The US economy ended the second quarter on a softer note, with flash US PMI data showing a slight loss of momentum since May. While the survey data continue to signal that the economy grew in the second quarter, the data add to recent evidence which points to only a modest pace of expansion, especially in manufacturing.
US manufacturing output
Weak end to the second quarter
The seasonally adjusted IHS Markit Flash Composite PMI fell from 53.6 to 53.0 in June, signalling the second-weakest expansion of business activity since last September.
Companies operating in both the service economy ('flash' business activity index at 53.0 in June) and manufacturing sector ('flash' output index at 52.9) reported slower rates of growth since May. The latest increase in manufacturing output was the least marked since September 2016.
The average expansion seen in the second quarter is down on that seen in the first three months of the year, indicating a slowing in the underlying pace of economic growth. The average PMI reading in the three months to June was 53.3, down from 54.3 in the three months to March.

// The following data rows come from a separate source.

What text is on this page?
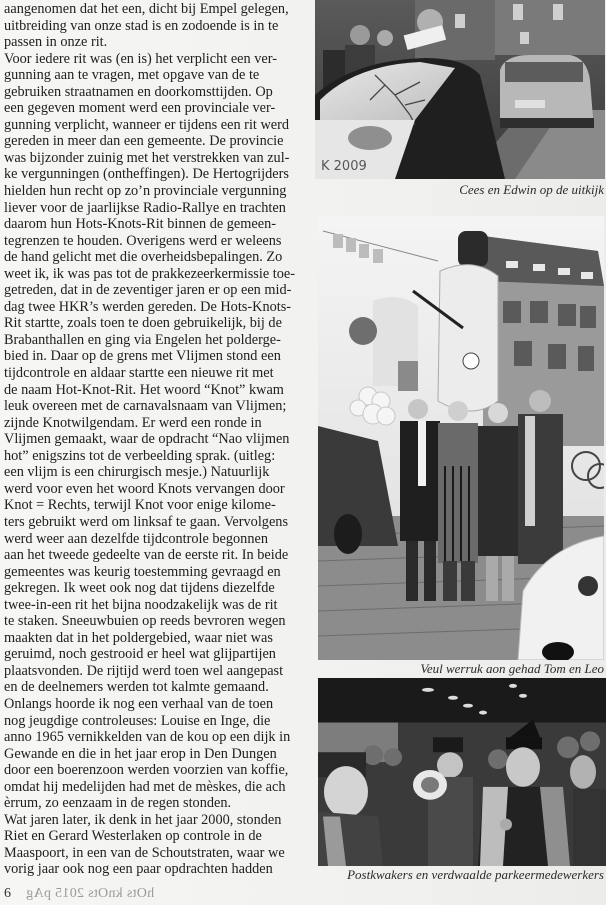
aangenomen dat het een, dicht bij Empel gelegen,

uitbreiding van onze stad is en zodoende is in te

passen in onze rit.

Voor iedere rit was (en is) het verplicht een ver-

gunning aan te vragen, met opgave van de te

gebruiken straatnamen en doorkomsttijden. Op

een gegeven moment werd een provinciale ver-

gunning verplicht, wanneer er tijdens een rit werd

gereden in meer dan een gemeente. De provincie

was bijzonder zuinig met het verstrekken van zul-

ke vergunningen (ontheffingen). De Hertogrijders

hielden hun recht op zo’n provinciale vergunning

liever voor de jaarlijkse Radio-Rallye en trachten

daarom hun Hots-Knots-Rit binnen de gemeen-

tegrenzen te houden. Overigens werd er weleens

de hand gelicht met die overheidsbepalingen. Zo

weet ik, ik was pas tot de prakkezeerkermissie toe-

getreden, dat in de zeventiger jaren er op een mid-

dag twee HKR’s werden gereden. De Hots-Knots-

Rit startte, zoals toen te doen gebruikelijk, bij de

Brabanthallen en ging via Engelen het polderge-

bied in. Daar op de grens met Vlijmen stond een

tijdcontrole en aldaar startte een nieuwe rit met

de naam Hot-Knot-Rit. Het woord “Knot” kwam

leuk overeen met de carnavalsnaam van Vlijmen;

zijnde Knotwilgendam. Er werd een ronde in

Vlijmen gemaakt, waar de opdracht “Nao vlijmen

hot” enigszins tot de verbeelding sprak. (uitleg:

een vlijm is een chirurgisch mesje.) Natuurlijk

werd voor even het woord Knots vervangen door

Knot = Rechts, terwijl Knot voor enige kilome-

ters gebruikt werd om linksaf te gaan. Vervolgens

werd weer aan dezelfde tijdcontrole begonnen

aan het tweede gedeelte van de eerste rit. In beide

gemeentes was keurig toestemming gevraagd en

gekregen. Ik weet ook nog dat tijdens diezelfde

twee-in-een rit het bijna noodzakelijk was de rit

te staken. Sneeuwbuien op reeds bevroren wegen

maakten dat in het poldergebied, waar niet was

geruimd, noch gestrooid er heel wat glijpartijen

plaatsvonden. De rijtijd werd toen wel aangepast

en de deelnemers werden tot kalmte gemaand.

Onlangs hoorde ik nog een verhaal van de toen

nog jeugdige controleuses: Louise en Inge, die

anno 1965 vernikkelden van de kou op een dijk in

Gewande en die in het jaar erop in Den Dungen

door een boerenzoon werden voorzien van koffie,

omdat hij medelijden had met de mèskes, die ach

èrrum, zo eenzaam in de regen stonden.

Wat jaren later, ik denk in het jaar 2000, stonden

Riet en Gerard Westerlaken op controle in de

Maaspoort, in een van de Schoutstraten, waar we

vorig jaar ook nog een paar opdrachten hadden

K 2009
Cees en Edwin op de uitkijk
Veul werruk aon gehad Tom en Leo
Postkwakers en verdwaalde parkeermedewerkers
6 hOts knOts 2015 pAg
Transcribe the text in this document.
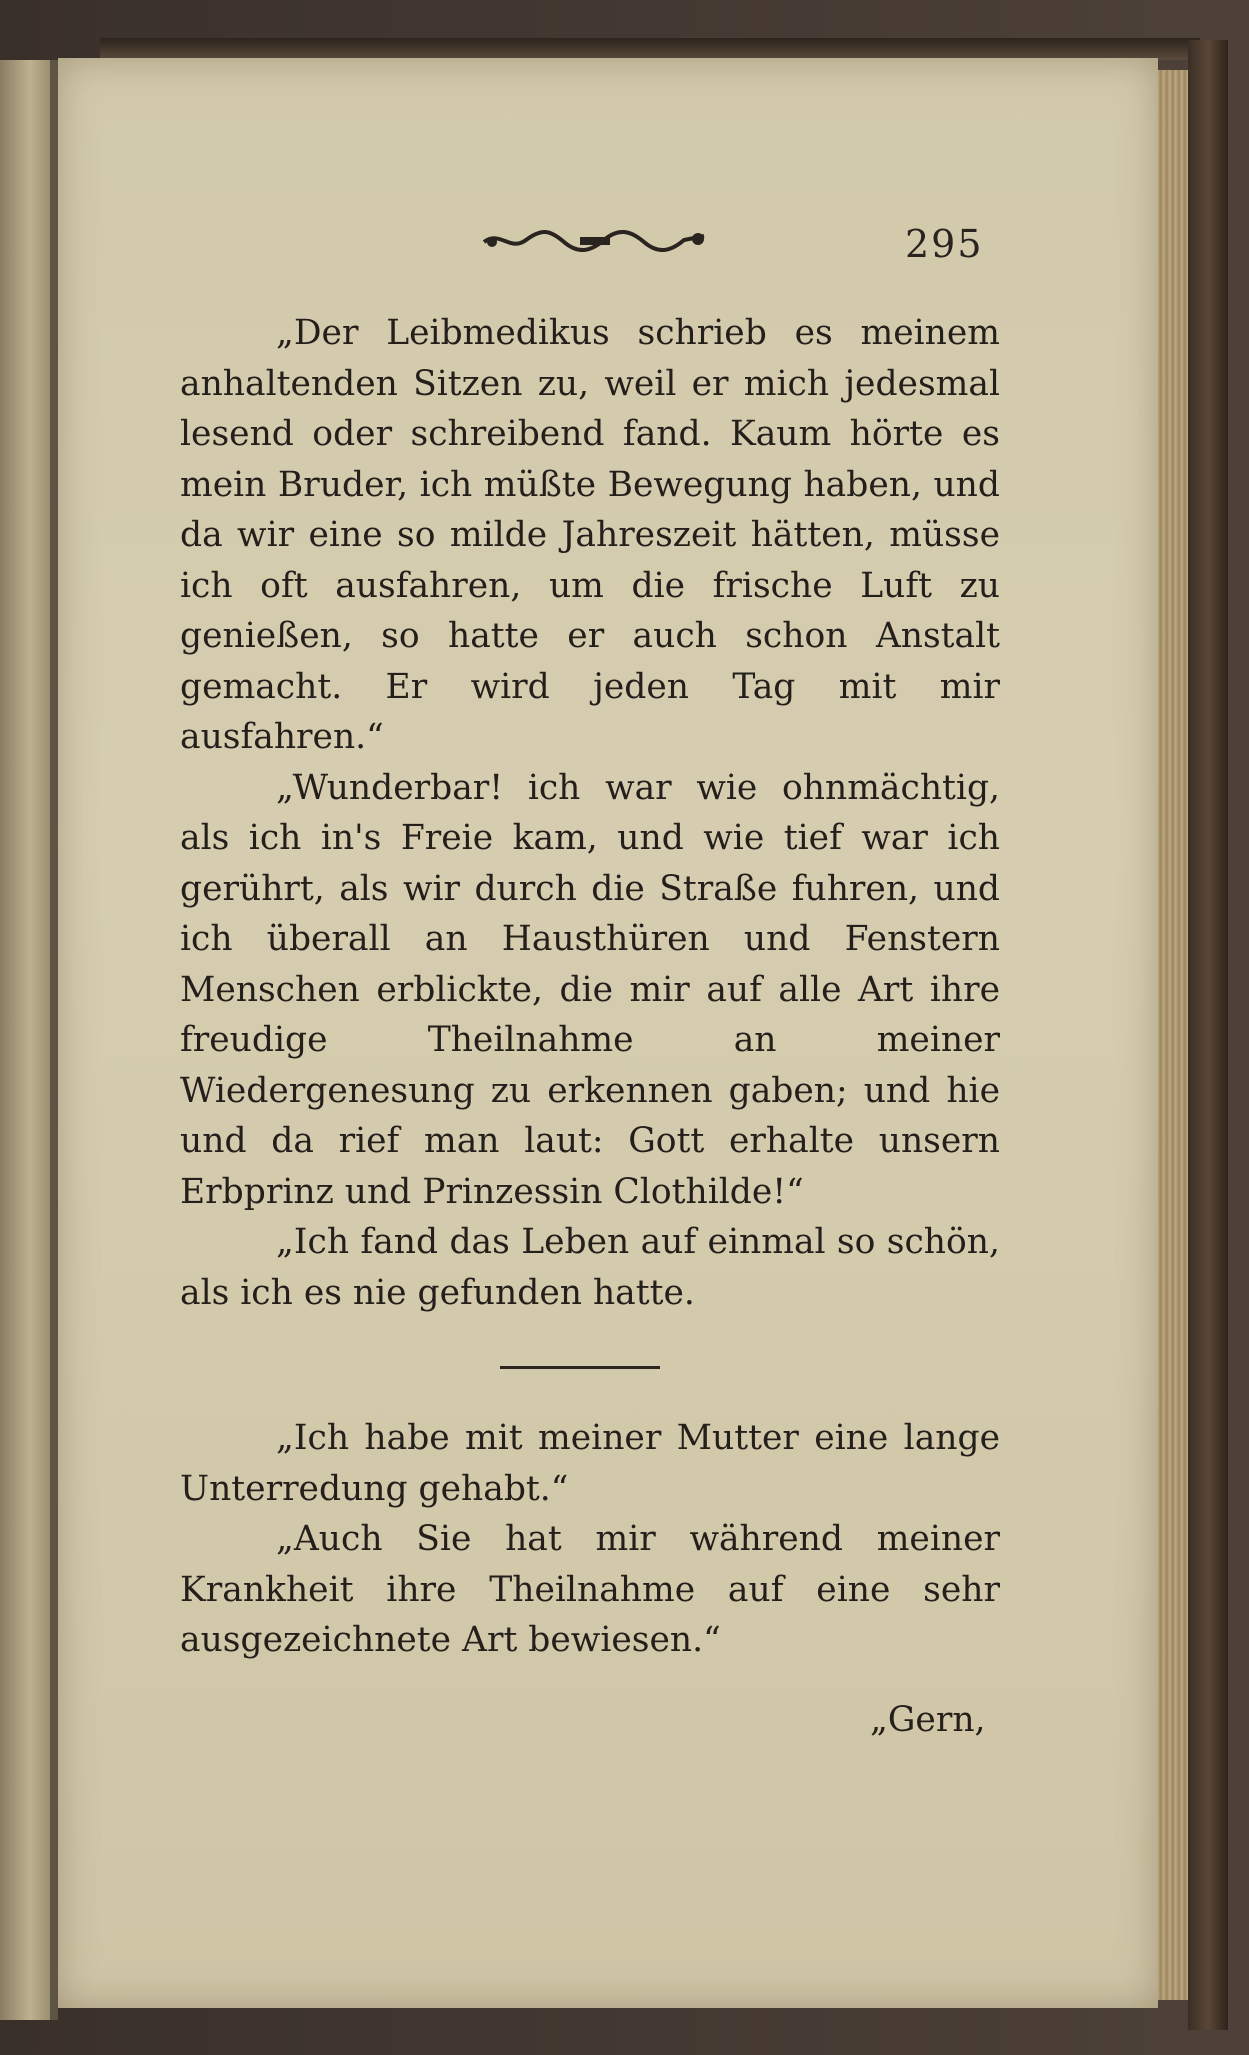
295

„Der Leibmedikus schrieb es meinem anhaltenden Sitzen zu, weil er mich jedesmal lesend oder schreibend fand. Kaum hörte es mein Bruder, ich müßte Bewegung haben, und da wir eine so milde Jahreszeit hätten, müsse ich oft ausfahren, um die frische Luft zu genießen, so hatte er auch schon Anstalt gemacht. Er wird jeden Tag mit mir ausfahren.“

„Wunderbar! ich war wie ohnmächtig, als ich in's Freie kam, und wie tief war ich gerührt, als wir durch die Straße fuhren, und ich überall an Hausthüren und Fenstern Menschen erblickte, die mir auf alle Art ihre freudige Theilnahme an meiner Wiedergenesung zu erkennen gaben; und hie und da rief man laut: Gott erhalte unsern Erbprinz und Prinzessin Clothilde!“

„Ich fand das Leben auf einmal so schön, als ich es nie gefunden hatte.

„Ich habe mit meiner Mutter eine lange Unterredung gehabt.“

„Auch Sie hat mir während meiner Krankheit ihre Theilnahme auf eine sehr ausgezeichnete Art bewiesen.“

„Gern,
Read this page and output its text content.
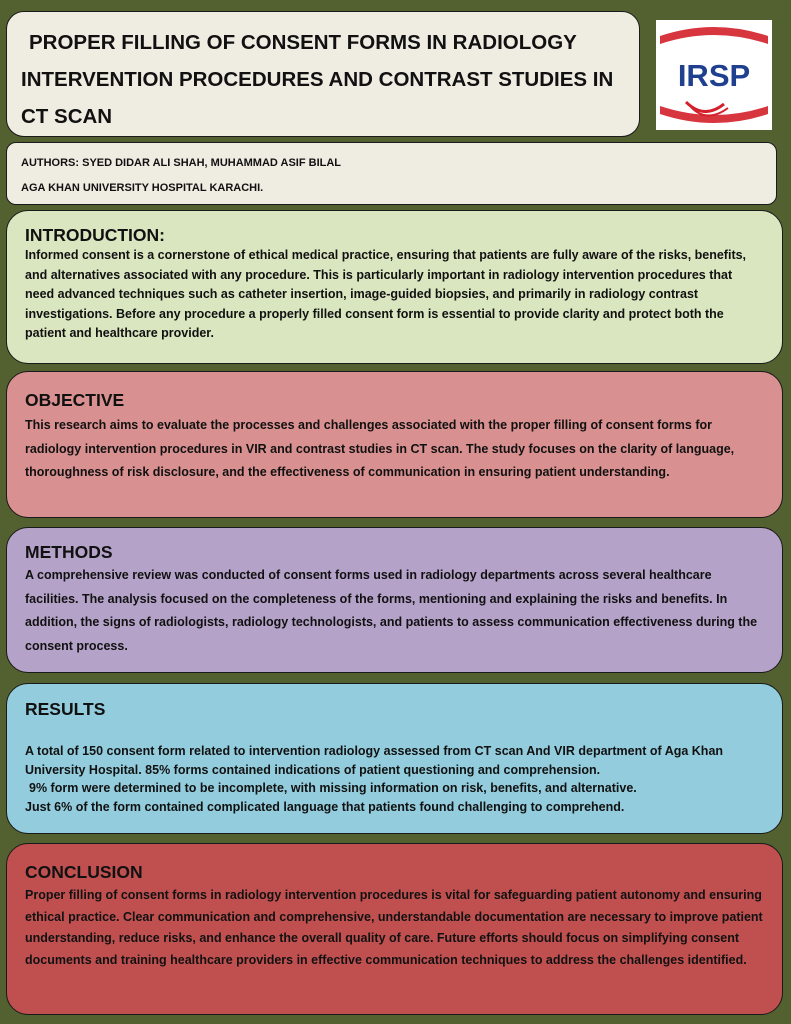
PROPER FILLING OF CONSENT FORMS IN RADIOLOGY INTERVENTION PROCEDURES AND CONTRAST STUDIES IN CT SCAN
IRSP
AUTHORS: SYED DIDAR ALI SHAH, MUHAMMAD ASIF BILAL
AGA KHAN UNIVERSITY HOSPITAL KARACHI.
INTRODUCTION:

Informed consent is a cornerstone of ethical medical practice, ensuring that patients are fully aware of the risks, benefits, and alternatives associated with any procedure. This is particularly important in radiology intervention procedures that need advanced techniques such as catheter insertion, image-guided biopsies, and primarily in radiology contrast investigations. Before any procedure a properly filled consent form is essential to provide clarity and protect both the patient and healthcare provider.

OBJECTIVE

This research aims to evaluate the processes and challenges associated with the proper filling of consent forms for radiology intervention procedures in VIR and contrast studies in CT scan. The study focuses on the clarity of language, thoroughness of risk disclosure, and the effectiveness of communication in ensuring patient understanding.

METHODS

A comprehensive review was conducted of consent forms used in radiology departments across several healthcare facilities. The analysis focused on the completeness of the forms, mentioning and explaining the risks and benefits. In addition, the signs of radiologists, radiology technologists, and patients to assess communication effectiveness during the consent process.

RESULTS

A total of 150 consent form related to intervention radiology assessed from CT scan And VIR department of Aga Khan University Hospital. 85% forms contained indications of patient questioning and comprehension.

9% form were determined to be incomplete, with missing information on risk, benefits, and alternative.

Just 6% of the form contained complicated language that patients found challenging to comprehend.

CONCLUSION

Proper filling of consent forms in radiology intervention procedures is vital for safeguarding patient autonomy and ensuring ethical practice. Clear communication and comprehensive, understandable documentation are necessary to improve patient understanding, reduce risks, and enhance the overall quality of care. Future efforts should focus on simplifying consent documents and training healthcare providers in effective communication techniques to address the challenges identified.
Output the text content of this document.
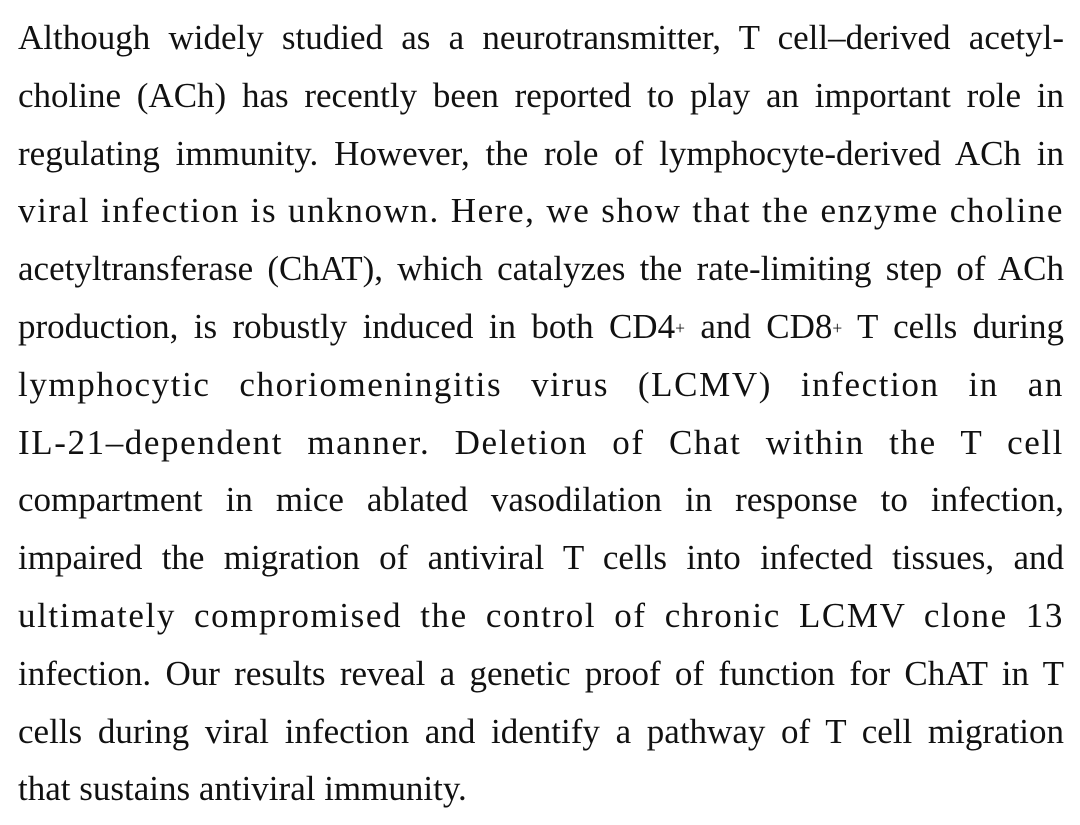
Although widely studied as a neurotransmitter, T cell–derived acetyl-
choline (ACh) has recently been reported to play an important role in
regulating immunity. However, the role of lymphocyte-derived ACh in
viral infection is unknown. Here, we show that the enzyme choline
acetyltransferase (ChAT), which catalyzes the rate-limiting step of ACh
production, is robustly induced in both CD4+ and CD8+ T cells during
lymphocytic choriomeningitis virus (LCMV) infection in an
IL-21–dependent manner. Deletion of Chat within the T cell
compartment in mice ablated vasodilation in response to infection,
impaired the migration of antiviral T cells into infected tissues, and
ultimately compromised the control of chronic LCMV clone 13
infection. Our results reveal a genetic proof of function for ChAT in T
cells during viral infection and identify a pathway of T cell migration
that sustains antiviral immunity.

Downside risks to the rebound
While official GDP data are expected to turn higher in the second quarter after an especially weak start to the year (our recent GDP tracker based on various official and survey data points to 3.0% growth), the relatively subdued PMI readings suggest there are some downside risks to the extent to which GDP will rebound.
Historical comparisons of the PMI against GDP indicates that the PMI is running at a level broadly consistent with the economy growing at a 0.4% quarterly rate (1.5% annualized) in the second quarter, or just over 2% once allowance is made for residual seasonality in the official GDP data.
US GDP and the PMI
There are signs, however, that growth could pick up again: new orders showed the largest monthly rise since January, business optimism about the year ahead perked up and hiring remained encouragingly resilient. The survey is indicative of non-farm payroll growth of approximately 170,000.
Average prices charged for goods and services meanwhile showed one of the largest rises in the past two years, pointing to improved pricing power amid relatively healthy demand.